Answer:
One possible solution that satisfies all the conditions is Andrew working 9 hours lifeguarding and 6 hours washing cars.
Step-by-step explanation:
Andrew's situation can be represented by the following system of inequalities:
Let x represent the number of hours lifeguarding and y represent the number of hours washing cars.
The inequalities can be written as:
1. x ≥ 9 (He must work at least 9 hours lifeguarding)
2. y ≤ 3 (He can work at most 3 hours washing cars)
3. x + y ≤ 15 (He can work at most 15 total hours)
4. 14x + 10y ≥ 170 (He must earn no less than $170)
Now let's graph these inequalities to find a possible solution:
- First, graph the line x = 9 (vertical line passing through x = 9).
- Then graph the line y = 3 (horizontal line passing through y = 3).
- Next, graph the line x + y = 15 (diagonal line where x + y equals 15).
- Finally, graph the line 14x + 10y = 170 (the line representing earnings of at least $170).
The intersection of these shaded regions represents the feasible area where all conditions are satisfied.

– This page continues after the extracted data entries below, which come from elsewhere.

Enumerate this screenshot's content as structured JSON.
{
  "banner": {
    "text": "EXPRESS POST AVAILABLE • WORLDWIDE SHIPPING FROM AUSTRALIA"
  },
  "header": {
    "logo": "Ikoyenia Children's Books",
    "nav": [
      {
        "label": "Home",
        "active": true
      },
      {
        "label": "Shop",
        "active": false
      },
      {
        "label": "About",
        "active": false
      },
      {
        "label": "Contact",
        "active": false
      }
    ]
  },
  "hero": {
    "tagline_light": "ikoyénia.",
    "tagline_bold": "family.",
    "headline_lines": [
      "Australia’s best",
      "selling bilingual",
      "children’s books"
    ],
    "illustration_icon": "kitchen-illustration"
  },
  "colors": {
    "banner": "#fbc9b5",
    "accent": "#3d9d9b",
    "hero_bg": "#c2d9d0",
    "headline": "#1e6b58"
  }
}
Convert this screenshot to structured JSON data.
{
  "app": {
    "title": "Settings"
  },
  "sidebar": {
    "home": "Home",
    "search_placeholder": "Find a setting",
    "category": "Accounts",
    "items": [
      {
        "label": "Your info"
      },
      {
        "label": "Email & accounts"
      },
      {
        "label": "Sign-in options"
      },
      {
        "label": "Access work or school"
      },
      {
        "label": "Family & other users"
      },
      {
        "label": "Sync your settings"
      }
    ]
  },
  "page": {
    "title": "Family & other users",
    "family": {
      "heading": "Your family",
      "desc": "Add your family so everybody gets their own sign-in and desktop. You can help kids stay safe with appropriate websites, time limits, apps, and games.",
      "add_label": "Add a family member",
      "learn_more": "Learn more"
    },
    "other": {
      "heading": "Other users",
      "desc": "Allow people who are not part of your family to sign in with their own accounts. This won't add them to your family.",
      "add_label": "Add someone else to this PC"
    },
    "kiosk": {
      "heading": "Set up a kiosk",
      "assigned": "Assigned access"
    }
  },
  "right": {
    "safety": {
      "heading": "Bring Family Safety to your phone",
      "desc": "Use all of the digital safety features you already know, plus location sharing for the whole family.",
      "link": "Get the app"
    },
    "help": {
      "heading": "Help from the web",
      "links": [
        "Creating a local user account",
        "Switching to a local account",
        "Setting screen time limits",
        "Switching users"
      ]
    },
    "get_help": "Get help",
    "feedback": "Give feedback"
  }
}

From the graph, the feasible region appears to be a triangular area. The vertices of the feasible region are the points where the lines intersect:
- (9, 3)
- (9, 6)
- (11, 4)
Let's check one of these points to determine a possible solution. Let's take (9, 6):
- Lifeguarding hours (x): 9 hours
- Washing cars hours (y): 6 hours
Total hours worked: x + y = 9 + 6 = 15 (within the limit)
Earnings: 14x + 10y = 14(9) + 10(6) = 126 + 60 = 186 (more than $170)
Therefore, one possible solution that satisfies all the conditions is Andrew working 9 hours lifeguarding and 6 hours washing cars.